The South African Federation of Trade Unions (SAFTU) expressed "deep alarm" over Statistics South Africa's latest Quarterly Employment Statistics (QES) for the second quarter of 2025, which revealed a continued deterioration in employment levels across key sectors.

The QES report showed a troubling decline of 80,000 jobs from March to June 2025, bringing total employment figures down from 10.59 million to just over 10.5 million workers. 

The job losses were most severe in community services, with 53,000 fewer jobs, followed by trade (10,000), manufacturing (9,000), construction (7,000), transport (2,000), and business services (2,000). 

Although the mining and electricity sectors recorded slight gains of 2,000 and 1,000 jobs, respectively, these increases pale compared to the 229,000 jobs lost year-on-year between June 2024 and June 2025.

Full-time employment decreased by 55,000 jobs quarter-on-quarter, while part-time employment declined by 36,000. 

There are now more than 8.4 million unemployed South Africans, with nearly half of the working-age population excluded from meaningful employment.

In a statement released on Wednesday, SAFTU General Secretary Zwelinzima Vavi criticised South Africa’s ongoing structural jobs crisis. 

"These grim figures confirm once again that South Africa remains trapped in a structural jobs crisis, a crisis born of neoliberal austerity, deindustrialisation, and elite enrichment at the expense of the working class." 

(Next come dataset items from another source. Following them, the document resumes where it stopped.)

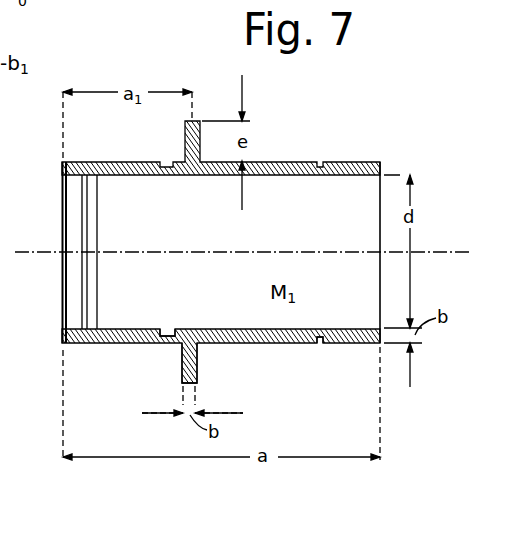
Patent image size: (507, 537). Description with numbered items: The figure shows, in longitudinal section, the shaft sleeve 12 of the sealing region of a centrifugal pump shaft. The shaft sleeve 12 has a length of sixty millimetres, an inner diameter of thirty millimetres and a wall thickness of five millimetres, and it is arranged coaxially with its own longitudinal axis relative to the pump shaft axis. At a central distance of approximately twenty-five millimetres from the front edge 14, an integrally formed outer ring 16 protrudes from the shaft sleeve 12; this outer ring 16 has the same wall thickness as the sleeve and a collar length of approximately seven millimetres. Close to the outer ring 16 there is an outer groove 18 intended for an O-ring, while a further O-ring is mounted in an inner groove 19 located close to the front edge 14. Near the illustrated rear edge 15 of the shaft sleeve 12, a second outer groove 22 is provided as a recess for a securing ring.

The shaft sleeve 12 is at (301, 149).
The front edge 14 is at (62, 303).
The rear edge 15 is at (380, 212).
The outer ring 16 is at (198, 366).
The outer groove 18 is at (167, 339).
The inner groove 19 is at (90, 236).
The second outer groove 22 is at (319, 343).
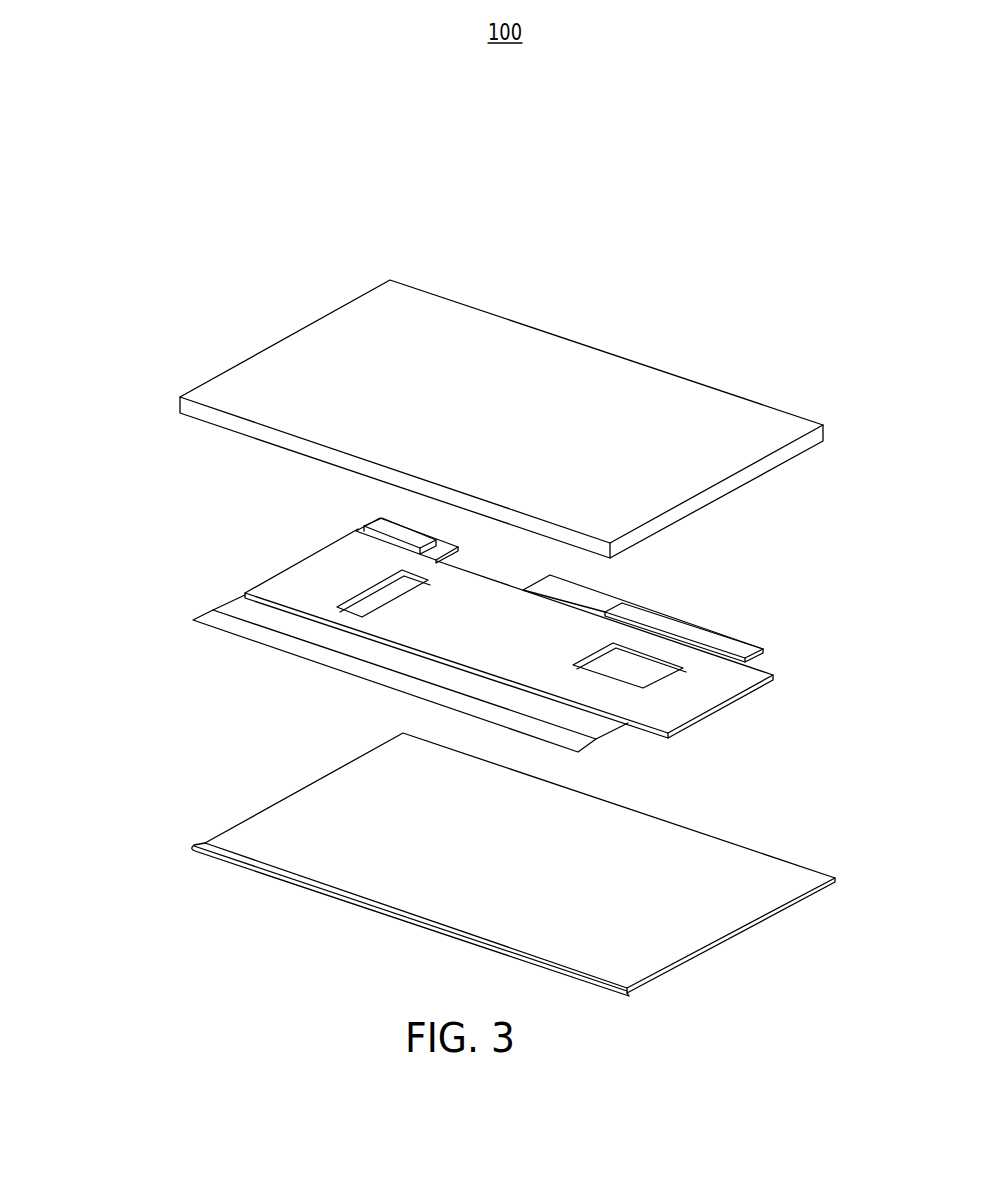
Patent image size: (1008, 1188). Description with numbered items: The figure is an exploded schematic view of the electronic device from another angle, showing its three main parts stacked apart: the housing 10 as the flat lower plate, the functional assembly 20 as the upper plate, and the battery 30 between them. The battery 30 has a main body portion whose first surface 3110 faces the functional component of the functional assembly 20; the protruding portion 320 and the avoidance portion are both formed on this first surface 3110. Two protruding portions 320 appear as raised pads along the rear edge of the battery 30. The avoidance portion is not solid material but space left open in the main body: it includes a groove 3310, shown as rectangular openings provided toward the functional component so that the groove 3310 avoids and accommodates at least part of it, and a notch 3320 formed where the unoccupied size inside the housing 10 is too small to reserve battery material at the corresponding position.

The housing 10 is at (192, 844).
The functional assembly 20 is at (572, 366).
The battery 30 is at (461, 614).
The protruding portion 320 is at (362, 526).
The first surface 3110 is at (243, 605).
The groove 3310 is at (577, 663).
The notch 3320 is at (504, 573).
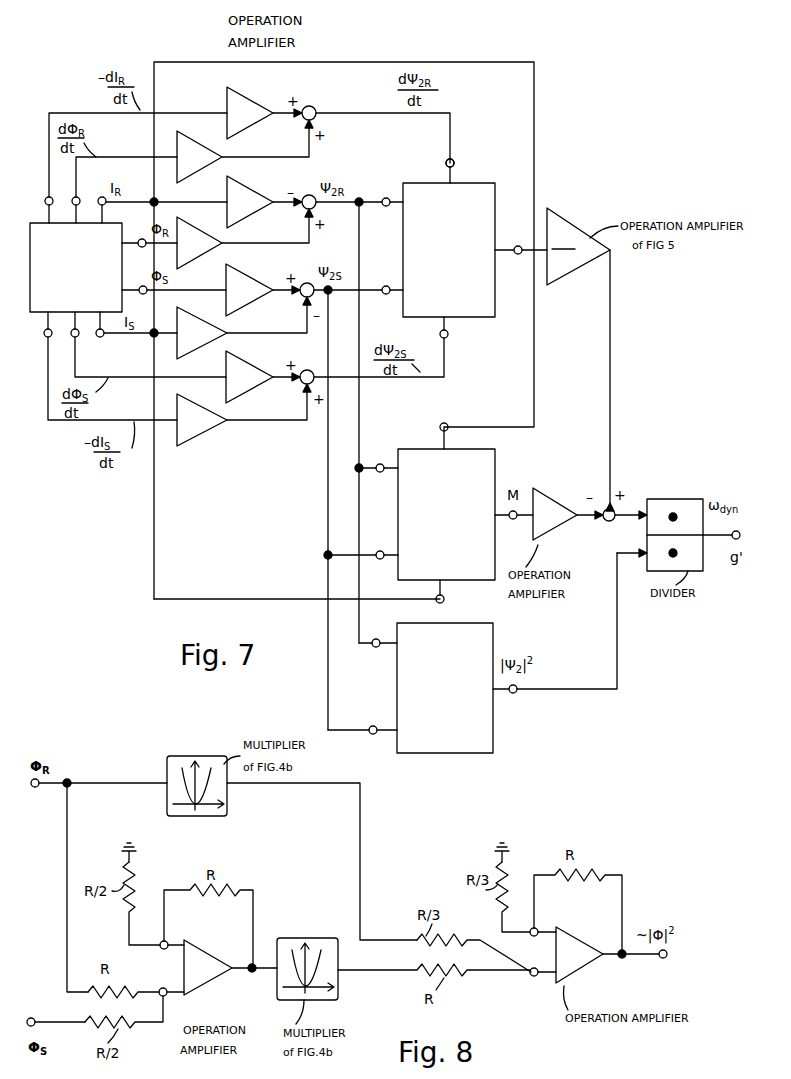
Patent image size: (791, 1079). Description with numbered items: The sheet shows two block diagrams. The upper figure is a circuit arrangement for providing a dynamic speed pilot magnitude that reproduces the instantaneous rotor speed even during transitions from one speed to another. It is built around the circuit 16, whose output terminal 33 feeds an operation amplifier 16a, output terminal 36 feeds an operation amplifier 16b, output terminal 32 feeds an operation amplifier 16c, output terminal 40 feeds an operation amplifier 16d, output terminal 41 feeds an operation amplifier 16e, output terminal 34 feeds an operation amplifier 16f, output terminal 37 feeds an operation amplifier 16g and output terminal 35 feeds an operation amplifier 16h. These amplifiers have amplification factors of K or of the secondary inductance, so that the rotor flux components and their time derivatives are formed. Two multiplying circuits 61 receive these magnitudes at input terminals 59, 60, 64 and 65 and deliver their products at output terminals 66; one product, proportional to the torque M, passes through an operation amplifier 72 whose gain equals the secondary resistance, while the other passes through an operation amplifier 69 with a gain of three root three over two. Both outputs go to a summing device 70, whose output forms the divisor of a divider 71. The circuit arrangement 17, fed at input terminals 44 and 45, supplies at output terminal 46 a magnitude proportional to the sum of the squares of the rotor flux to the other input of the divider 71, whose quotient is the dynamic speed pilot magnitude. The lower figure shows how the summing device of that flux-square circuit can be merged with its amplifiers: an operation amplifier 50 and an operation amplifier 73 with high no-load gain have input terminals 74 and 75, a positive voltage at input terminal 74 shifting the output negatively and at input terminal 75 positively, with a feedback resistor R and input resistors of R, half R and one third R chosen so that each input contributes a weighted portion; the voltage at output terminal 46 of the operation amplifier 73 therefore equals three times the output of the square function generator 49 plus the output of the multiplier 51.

In FIG. 7, the circuit 16 is at (76, 267).
In FIG. 7, the operation amplifier 16a is at (242, 104).
In FIG. 7, the operation amplifier 16b is at (207, 150).
In FIG. 7, the operation amplifier 16c is at (242, 194).
In FIG. 7, the operation amplifier 16d is at (207, 237).
In FIG. 7, the operation amplifier 16e is at (259, 281).
In FIG. 7, the operation amplifier 16f is at (210, 322).
In FIG. 7, the operation amplifier 16g is at (259, 369).
In FIG. 7, the operation amplifier 16h is at (206, 436).
In FIG. 7, the circuit arrangement 17 is at (445, 688).
In FIG. 7, the output terminal 32 is at (155, 201).
In FIG. 7, the output terminal 33 is at (126, 168).
In FIG. 7, the output terminal 34 is at (133, 338).
In FIG. 7, the output terminal 35 is at (100, 366).
In FIG. 7, the output terminal 36 is at (117, 190).
In FIG. 7, the output terminal 37 is at (140, 344).
In FIG. 7, the output terminal 40 is at (149, 234).
In FIG. 7, the output terminal 41 is at (174, 281).
In FIG. 7, the input terminal 44 is at (378, 634).
In FIG. 8, the input terminal 44 is at (96, 794).
In FIG. 7, the input terminal 45 is at (362, 721).
In FIG. 8, the input terminal 45 is at (53, 1011).
In FIG. 7, the output terminal 46 is at (507, 704).
In FIG. 8, the output terminal 46 is at (663, 967).
In FIG. 8, the square function generator 49 is at (192, 756).
In FIG. 8, the operation amplifier 50 is at (198, 984).
In FIG. 8, the multiplier 51 is at (304, 938).
In FIG. 7, the input terminal 59 is at (361, 412).
In FIG. 7, the input terminal 60 is at (376, 324).
In FIG. 7, the multiplying circuit 61 is at (446, 381).
In FIG. 7, the input terminal 64 is at (457, 293).
In FIG. 7, the input terminal 65 is at (454, 468).
In FIG. 7, the output terminal 66 is at (521, 381).
In FIG. 7, the operation amplifier 69 is at (580, 224).
In FIG. 7, the summing device 70 is at (607, 524).
In FIG. 7, the divider 71 is at (670, 499).
In FIG. 7, the operation amplifier 72 is at (543, 531).
In FIG. 8, the operation amplifier 73 is at (571, 974).
In FIG. 8, the input terminal 74 is at (162, 940).
In FIG. 8, the input terminal 75 is at (349, 974).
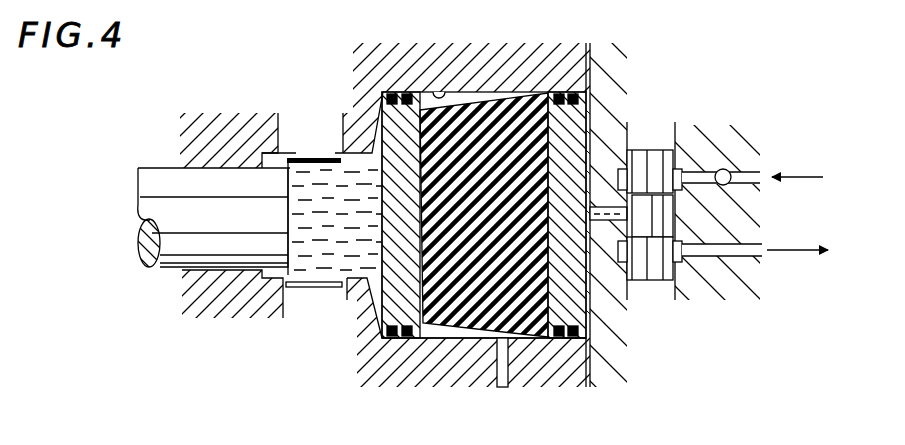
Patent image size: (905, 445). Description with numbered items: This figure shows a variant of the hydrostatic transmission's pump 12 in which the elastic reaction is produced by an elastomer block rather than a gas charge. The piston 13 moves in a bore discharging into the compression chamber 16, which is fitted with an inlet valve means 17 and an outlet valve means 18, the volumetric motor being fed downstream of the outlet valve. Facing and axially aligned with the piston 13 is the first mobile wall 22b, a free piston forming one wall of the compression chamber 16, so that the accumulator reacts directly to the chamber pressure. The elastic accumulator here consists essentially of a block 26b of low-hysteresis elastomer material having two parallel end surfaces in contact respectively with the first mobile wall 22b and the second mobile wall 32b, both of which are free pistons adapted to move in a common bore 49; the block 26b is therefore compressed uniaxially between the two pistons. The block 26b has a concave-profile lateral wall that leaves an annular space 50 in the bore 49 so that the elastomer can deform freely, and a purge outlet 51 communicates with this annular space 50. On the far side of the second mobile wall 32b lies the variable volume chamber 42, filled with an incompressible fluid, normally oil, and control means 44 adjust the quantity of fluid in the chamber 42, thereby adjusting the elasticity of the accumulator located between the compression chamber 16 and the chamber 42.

The pump 12 is at (200, 108).
The piston 13 is at (160, 180).
The compression chamber 16 is at (305, 186).
The inlet valve means 17 is at (320, 158).
The outlet valve means 18 is at (310, 290).
The first mobile wall 22b is at (375, 125).
The block of elastomer material 26b is at (500, 100).
The second mobile wall 32b is at (600, 105).
The variable volume chamber 42 is at (600, 312).
The control means 44 is at (658, 292).
The common bore 49 is at (447, 92).
The annular space 50 is at (446, 340).
The purge outlet 51 is at (502, 345).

The union pointed to more profound economic failings behind the statistics, blaming decades of neoliberal policies favouring market liberalisation and foreign investment over job creation and industrial development. 

“Since the adoption of GEAR in 1996, the promise that market liberalisation and foreign direct investment would create jobs has proven to be a cruel lie,” the statement reads.

SAFTU highlighted economic indicators showing that the Private sector fixed investment contributes only 10.8% of GDP, while the Public sector investment contributes just 4.3%.

It stated that Combined Gross Fixed Capital Formation remains stuck at 15% of GDP — half of the 30% needed to stimulate inclusive growth. GDP growth was a sluggish 0.8% in Q1 2025, narrowly avoiding a recession. Manufacturing capacity utilisation stagnates at 77–79%, meaning nearly a quarter of productive capacity remains idle.

“This is not a problem of lazy workers but of disinvestment, load-shedding, collapsing rail and ports, cheap imports, and the absence of any coherent re-industrialisation strategy,” said National Spokesperson Newton Masuku.

SAFTU warned of the growing social consequences of this failed economic model, including mass unemployment and poverty, extreme inequality, collapsing public services, rising crime and gender-based violence, and widespread youth hopelessness. 

The union described the current Government of National Unity’s response as entrenched in the neoliberal policies that have failed South Africans for nearly thirty years.

The union singled out initiatives like Operation Vulindlela and ongoing austerity measures as deepening the crisis rather than resolving it, calling instead for a fundamental shift towards "redistribution, social ownership, and democratic control of the economy."

SAFTU’s demands include ending austerity and neoliberal policies that "strangle growth and jobs" and launching a mass public investment programme to rebuild infrastructure and public services and re-industrialise the economy.

In addition, suggested the Implementing of a democratic public works programme guarantees jobs with decent wages and conditions, and leverages idle manufacturing capacity with an industrial strategy focused on localisation, beneficiation, and import substitution.

SAFTU demanded urgent steps to halt the investment strike from private capital and state segments and build a new economic model anchored in worker control and wealth redistribution.

“These statistics are not just numbers; they are the lived reality of millions of families going to bed hungry, communities torn apart, and young people denied a future.”

“The working class cannot continue to pay the price for a system designed to enrich the few. We must build a new economy that puts people before profit,” read the statement.